I was wondering my answer is y + ln(y) = sinx -xcosx +C
So there is no way to write this so I just have y on the right. So what am I to say? There is an example similar in my book they does this mean I can't find the constant?

 

[sankalpmittal]

Homework Statement

They give me y ' = (xysinx)/ (y+1) , y(0) = 1

Homework Equations

So I just separated and integrated

The Attempt at a Solution

I'm 99 percent sure I'm OK up till here. I just wanted to get an explanation for something.

Sure. This differential equation is variable separable.

I was wondering my answer is y + ln(y) = sinx -xcosx +C
So there is no way to write this so I just have y on the right. So what am I to say? There is an example similar in my book they does this mean I can't find the constant?

I think that the initial condition is, at x=0, y=1. Well the equation can be simplified as,

ln(ye^y) = sinx -xcosx +C
ye^y = ke^{(sinx -xcosx)}, where k is another constant. But does this lead to anything ?

 

[Jbreezy]

ln(y(e^y)) = sinx -xcosx +C
How did you get this?

 

[LCKurtz]

Homework Statement

They give me y ' = (xysinx)/ (y+1) , y(0) = 1

Homework Equations

So I just separated and integrated

The Attempt at a Solution

I'm 99 percent sure I'm OK up till here. I just wanted to get an explanation for something.
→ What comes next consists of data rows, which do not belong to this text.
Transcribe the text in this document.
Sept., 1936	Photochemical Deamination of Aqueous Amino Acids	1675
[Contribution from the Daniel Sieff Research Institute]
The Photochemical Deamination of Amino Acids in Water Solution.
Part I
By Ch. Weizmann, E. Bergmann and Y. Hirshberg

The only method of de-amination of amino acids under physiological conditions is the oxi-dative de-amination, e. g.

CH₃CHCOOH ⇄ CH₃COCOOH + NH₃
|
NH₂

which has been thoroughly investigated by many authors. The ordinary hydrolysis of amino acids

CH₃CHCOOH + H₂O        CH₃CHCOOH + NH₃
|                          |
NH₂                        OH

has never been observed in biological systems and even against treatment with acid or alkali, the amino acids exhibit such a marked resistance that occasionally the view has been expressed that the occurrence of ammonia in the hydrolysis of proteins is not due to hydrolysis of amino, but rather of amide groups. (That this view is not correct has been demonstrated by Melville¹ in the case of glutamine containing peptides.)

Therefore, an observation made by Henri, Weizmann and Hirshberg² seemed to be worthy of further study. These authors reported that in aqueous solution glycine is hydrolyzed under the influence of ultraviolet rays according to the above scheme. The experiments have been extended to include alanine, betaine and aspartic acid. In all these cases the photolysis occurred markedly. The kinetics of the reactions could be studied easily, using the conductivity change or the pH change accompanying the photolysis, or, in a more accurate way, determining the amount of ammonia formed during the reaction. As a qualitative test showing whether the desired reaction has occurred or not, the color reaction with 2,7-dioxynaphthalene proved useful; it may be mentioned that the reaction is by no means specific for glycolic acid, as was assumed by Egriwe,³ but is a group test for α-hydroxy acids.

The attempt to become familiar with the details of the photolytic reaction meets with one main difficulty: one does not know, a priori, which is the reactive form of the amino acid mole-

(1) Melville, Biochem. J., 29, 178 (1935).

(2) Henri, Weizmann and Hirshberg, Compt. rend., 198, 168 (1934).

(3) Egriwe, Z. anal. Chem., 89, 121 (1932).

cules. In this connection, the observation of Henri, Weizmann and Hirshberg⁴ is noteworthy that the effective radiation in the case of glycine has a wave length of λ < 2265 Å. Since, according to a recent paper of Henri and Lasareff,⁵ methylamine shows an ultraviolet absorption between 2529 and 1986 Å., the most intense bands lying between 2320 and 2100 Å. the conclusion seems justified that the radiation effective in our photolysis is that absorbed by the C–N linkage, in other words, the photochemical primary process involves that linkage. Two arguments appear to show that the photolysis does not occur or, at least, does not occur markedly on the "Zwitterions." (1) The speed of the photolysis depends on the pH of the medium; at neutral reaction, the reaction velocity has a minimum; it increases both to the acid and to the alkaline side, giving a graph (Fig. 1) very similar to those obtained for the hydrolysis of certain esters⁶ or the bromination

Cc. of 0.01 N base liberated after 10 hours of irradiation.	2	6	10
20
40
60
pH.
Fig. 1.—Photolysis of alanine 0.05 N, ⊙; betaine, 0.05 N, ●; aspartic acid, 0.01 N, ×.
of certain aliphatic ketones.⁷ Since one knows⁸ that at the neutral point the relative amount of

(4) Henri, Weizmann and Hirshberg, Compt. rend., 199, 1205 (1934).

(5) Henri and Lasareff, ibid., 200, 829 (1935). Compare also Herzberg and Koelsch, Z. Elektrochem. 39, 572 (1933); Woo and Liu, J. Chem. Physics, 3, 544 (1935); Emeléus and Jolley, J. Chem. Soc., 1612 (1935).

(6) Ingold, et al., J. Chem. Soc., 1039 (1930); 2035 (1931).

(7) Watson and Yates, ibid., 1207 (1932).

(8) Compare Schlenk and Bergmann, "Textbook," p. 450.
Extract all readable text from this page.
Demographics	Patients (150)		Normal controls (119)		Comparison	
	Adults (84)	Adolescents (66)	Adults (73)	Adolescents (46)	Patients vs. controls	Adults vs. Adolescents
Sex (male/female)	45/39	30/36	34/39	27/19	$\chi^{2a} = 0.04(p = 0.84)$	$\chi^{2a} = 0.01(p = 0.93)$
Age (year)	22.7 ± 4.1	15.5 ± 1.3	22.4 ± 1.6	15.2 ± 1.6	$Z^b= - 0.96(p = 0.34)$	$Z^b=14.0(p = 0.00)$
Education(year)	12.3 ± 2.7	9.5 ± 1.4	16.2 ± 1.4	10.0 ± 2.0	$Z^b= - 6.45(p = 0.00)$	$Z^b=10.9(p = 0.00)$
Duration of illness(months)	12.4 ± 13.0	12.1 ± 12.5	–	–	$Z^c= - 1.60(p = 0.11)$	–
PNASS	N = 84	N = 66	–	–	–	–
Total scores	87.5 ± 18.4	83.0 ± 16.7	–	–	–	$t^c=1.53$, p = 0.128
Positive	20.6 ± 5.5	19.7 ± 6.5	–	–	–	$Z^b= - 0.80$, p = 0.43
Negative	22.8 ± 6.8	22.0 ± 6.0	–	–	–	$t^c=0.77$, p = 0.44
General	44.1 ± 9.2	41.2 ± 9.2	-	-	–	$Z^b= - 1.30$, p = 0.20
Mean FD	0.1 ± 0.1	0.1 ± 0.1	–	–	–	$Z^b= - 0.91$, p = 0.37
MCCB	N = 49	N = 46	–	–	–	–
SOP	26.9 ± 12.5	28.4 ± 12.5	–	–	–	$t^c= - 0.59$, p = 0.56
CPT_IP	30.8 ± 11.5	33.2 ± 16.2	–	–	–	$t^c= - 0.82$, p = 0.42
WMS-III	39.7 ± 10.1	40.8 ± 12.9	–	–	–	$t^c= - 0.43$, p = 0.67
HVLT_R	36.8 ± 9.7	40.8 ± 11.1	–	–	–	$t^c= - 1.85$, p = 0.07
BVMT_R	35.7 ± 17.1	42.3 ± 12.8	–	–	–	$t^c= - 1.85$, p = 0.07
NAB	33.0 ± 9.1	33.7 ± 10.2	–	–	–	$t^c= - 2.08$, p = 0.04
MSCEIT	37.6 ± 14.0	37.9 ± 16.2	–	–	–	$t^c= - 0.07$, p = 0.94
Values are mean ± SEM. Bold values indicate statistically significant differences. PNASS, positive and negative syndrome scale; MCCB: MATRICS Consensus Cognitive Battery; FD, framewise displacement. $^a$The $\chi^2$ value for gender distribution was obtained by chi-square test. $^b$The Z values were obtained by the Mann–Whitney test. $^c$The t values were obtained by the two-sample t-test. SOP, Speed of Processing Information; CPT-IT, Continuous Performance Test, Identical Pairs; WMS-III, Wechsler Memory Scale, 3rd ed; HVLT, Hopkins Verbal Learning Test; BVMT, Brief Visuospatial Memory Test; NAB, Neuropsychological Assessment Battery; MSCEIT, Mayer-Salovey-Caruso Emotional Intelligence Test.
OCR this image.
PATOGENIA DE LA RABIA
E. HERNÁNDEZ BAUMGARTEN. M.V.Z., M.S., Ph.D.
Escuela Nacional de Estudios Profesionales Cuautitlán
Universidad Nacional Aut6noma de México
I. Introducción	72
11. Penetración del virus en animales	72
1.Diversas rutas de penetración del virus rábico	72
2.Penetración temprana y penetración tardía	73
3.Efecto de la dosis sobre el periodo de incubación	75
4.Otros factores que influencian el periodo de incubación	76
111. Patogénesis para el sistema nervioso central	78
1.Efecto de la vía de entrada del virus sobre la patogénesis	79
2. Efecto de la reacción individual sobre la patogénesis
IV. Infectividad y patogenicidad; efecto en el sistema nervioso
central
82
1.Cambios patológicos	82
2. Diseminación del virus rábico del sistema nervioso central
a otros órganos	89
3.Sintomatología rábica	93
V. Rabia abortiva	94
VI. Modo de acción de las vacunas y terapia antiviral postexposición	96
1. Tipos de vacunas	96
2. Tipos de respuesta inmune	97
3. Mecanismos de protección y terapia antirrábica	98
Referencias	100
I was wondering my answer is y + ln(y) = sinx -xcosx +C
So there is no way to write this so I just have y on the right. So what am I to say? There is an example similar in my book they does this mean I can't find the constant?

Just put x=0 and y=1 in that last equation to evaluate C.

 

[Jbreezy]

This last equation ?
y + ln(y) = sinx -xcosx +C

 

[vela]

Yes.

 

[Jbreezy]

Got it thanks